5. Part III: Managing data in SPSS

5.4. Sorting and merging data

 The sort syntax is quite simple, and you can write this yourself.  If I want to sort cases by sex, in ascending order (although for this type of variable it probably doesn’t matter whether ascending or descending), I can simply type into my syntax file the following:

           sort cases by sex(A).

The command to sort your data is sort cases.  The “A” in brackets at the end of the statement indicates we want the data sorted in ascending order – you can write “D” if you want descending.

Let’s say now, we have an additional variable – year – that we have in a separate dataset.  This second dataset has the same participants as our HLTH1025_2016 dataset, and they are identified by the variable IDnumber.  But we have several years’ worth of data from this course, and when we put it all together, we want to be able to identify which students belong to which cohort (year of study).

The students we have information about belong to the second year of the study.  We need to merge this variable in to our main dataset.

This is a relatively simple merge procedure, but demonstrates the key steps involved.

 

task   Task: Sort and merge data

1. You already have open the main dataset (HLTH1025_2016).  You now need to open the second dataset, called HLTH1025_2016_yr.  Do this using the get file syntax:

get file=‘HLTH1025_2016_yr’.

We also want to name this second dataset – it will help us to tell SPSS exactly which dataset we want to do things with … we’ll see in a minute when we sort.  So use the dataset name syntax to name your new dataset:

dataset name HLTH1025_2016_yr window=front.

2. Now we need to sort cases by IDnumber in both datasets.  Here’s where it’s helpful to have datasets named, since we can ‘activate’ a dataset to run a procedure, then activate another dataset to run the same or different procedure.  It’s easy to activate a particular dataset if you’ve named it.  Use the following syntax:

dataset activate  HLTH1025_2016.

sort cases by IDnumber(A).

dataset activate  HLTH1025_2016_yr.

sort cases by IDnumber(A).

3. Now that you’ve written the syntax to open, name and sort your data, you will need to select those lines of code and Run Selection (big green arrow button).

4. The final step is to merge the year variable into your main dataset.  Here we are going to use the menus to help us, and then paste the syntax and run it from our syntax file.

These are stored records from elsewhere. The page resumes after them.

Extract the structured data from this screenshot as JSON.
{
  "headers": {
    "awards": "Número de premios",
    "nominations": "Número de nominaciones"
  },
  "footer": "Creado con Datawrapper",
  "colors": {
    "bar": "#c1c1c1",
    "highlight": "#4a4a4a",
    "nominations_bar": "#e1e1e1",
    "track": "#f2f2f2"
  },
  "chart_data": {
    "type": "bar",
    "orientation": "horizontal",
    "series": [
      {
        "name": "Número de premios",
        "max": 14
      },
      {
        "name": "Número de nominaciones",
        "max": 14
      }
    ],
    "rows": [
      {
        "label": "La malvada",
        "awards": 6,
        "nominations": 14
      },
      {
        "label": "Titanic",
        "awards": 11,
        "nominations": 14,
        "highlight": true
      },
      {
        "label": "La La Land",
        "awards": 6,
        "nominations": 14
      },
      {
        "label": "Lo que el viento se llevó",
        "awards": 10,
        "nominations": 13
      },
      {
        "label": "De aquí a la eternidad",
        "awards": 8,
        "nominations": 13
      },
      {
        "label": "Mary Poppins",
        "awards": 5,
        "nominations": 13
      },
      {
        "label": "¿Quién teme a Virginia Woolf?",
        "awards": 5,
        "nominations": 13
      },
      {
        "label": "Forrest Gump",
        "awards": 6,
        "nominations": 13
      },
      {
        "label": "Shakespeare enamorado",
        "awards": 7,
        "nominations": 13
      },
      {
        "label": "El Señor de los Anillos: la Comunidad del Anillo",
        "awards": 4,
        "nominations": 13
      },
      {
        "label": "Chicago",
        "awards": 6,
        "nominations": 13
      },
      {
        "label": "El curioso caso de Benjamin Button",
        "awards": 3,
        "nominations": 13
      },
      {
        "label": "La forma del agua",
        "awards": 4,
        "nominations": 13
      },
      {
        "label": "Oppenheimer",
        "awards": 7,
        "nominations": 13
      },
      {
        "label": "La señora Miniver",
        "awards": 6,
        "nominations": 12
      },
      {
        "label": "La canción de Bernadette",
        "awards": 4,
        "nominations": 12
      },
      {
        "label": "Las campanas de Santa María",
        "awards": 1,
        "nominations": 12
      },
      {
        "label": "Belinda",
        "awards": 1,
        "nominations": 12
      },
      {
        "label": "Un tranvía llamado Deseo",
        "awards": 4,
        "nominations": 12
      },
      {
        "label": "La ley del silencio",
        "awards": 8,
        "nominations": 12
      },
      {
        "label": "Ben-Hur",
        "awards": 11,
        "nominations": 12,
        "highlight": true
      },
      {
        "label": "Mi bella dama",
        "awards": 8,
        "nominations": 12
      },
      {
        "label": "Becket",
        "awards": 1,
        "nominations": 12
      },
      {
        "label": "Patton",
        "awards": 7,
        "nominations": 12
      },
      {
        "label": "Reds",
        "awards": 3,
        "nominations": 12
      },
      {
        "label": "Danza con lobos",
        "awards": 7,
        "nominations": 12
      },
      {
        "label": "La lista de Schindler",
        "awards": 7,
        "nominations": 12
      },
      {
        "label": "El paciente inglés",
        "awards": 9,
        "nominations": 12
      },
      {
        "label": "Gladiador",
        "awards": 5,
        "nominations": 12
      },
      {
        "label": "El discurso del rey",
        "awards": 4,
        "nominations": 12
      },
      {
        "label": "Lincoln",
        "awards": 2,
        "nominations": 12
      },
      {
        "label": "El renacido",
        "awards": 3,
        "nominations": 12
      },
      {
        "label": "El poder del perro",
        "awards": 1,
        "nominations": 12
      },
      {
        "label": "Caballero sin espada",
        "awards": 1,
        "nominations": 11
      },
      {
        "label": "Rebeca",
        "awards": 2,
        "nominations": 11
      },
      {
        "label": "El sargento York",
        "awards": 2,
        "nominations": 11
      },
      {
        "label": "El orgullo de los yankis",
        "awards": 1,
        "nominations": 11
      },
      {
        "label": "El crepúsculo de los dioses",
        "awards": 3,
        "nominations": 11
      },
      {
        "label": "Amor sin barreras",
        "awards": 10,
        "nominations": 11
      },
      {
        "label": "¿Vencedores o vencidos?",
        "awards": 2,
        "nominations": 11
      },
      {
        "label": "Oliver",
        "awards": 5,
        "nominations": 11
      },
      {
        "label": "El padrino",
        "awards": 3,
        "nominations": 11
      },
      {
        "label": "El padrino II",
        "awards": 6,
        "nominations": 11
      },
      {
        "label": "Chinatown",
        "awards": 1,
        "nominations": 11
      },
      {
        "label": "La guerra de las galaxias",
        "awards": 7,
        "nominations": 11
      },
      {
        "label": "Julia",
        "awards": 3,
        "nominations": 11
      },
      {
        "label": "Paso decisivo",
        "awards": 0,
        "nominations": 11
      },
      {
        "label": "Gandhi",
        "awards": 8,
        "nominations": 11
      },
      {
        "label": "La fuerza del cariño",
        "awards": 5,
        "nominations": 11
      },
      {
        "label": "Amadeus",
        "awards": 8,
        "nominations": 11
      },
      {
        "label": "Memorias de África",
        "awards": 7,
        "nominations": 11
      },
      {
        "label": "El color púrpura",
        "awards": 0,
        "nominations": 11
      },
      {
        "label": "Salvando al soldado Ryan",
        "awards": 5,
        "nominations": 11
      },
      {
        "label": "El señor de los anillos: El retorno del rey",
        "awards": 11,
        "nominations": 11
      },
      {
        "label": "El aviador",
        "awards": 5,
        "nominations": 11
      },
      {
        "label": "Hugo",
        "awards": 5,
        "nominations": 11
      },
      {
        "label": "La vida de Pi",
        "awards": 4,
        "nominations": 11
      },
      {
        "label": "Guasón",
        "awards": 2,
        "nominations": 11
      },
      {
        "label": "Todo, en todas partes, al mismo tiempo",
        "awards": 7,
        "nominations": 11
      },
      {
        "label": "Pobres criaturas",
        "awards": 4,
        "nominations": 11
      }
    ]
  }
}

 a. First, activate your main dataset (HLTH1025_2016):

dataset activate HLTH1025_2016.

b. Click Data > Merge Files > Add Variables …

39.

 

c. Select the dataset HLTH1025_2016_yr to merge with your active dataset, and click Continue:

40

 d. A new dialogue box will appear, like this:

41

e. Tick the “Match cases on key variables” check box, and then tick the “Cases are sorted in order of key variables in both datasets” check box.

f. Click the IDnumber variable in the “Excluded Variables:” box to the top left, and move it using the arrow button into the “Key Variables:” box.

This tells SPSS to match cases in both datasets by the IDnumber variable, and we confirm that the data in both datasets are sorted by IDnumber (the variable we want to match on).

g. The dialogue box should now look something like this:

42

 

h. Click Paste to paste the merge syntax to your syntax file. 

When you click Paste (or OK) a warning message will come up to say that if your data are not sorted in ascending order of the Key Variable(s) then the procedure will fail.  Luckily we already sorted the data as required, so we click OK.

i. Your syntax should look something like this:

43

 

j. Select the syntax and Run Selection.

After you run a procedure like merging, it’s best to check a few things.  First, I always check my output to see whether there were any error messages.  Hopefully you don’t receive any error messages, and your output record looks something like this:

44

 

The next thing I normally check is the Data Editor window in Variable View, to see whether my new variable is now at the bottom of my list of variables, and check whether it looks like it merged correctly. 

Looks good to me:

45

 

Then, I’d just double check using Data View that the values have actually merged for that variable, and that they look right.  I know that all records should have a value of “2” for the variable year. 

Again, it looks good:

 

46

 

You should now feel relatively comfortable with the sorting and merging procedures in SPSS.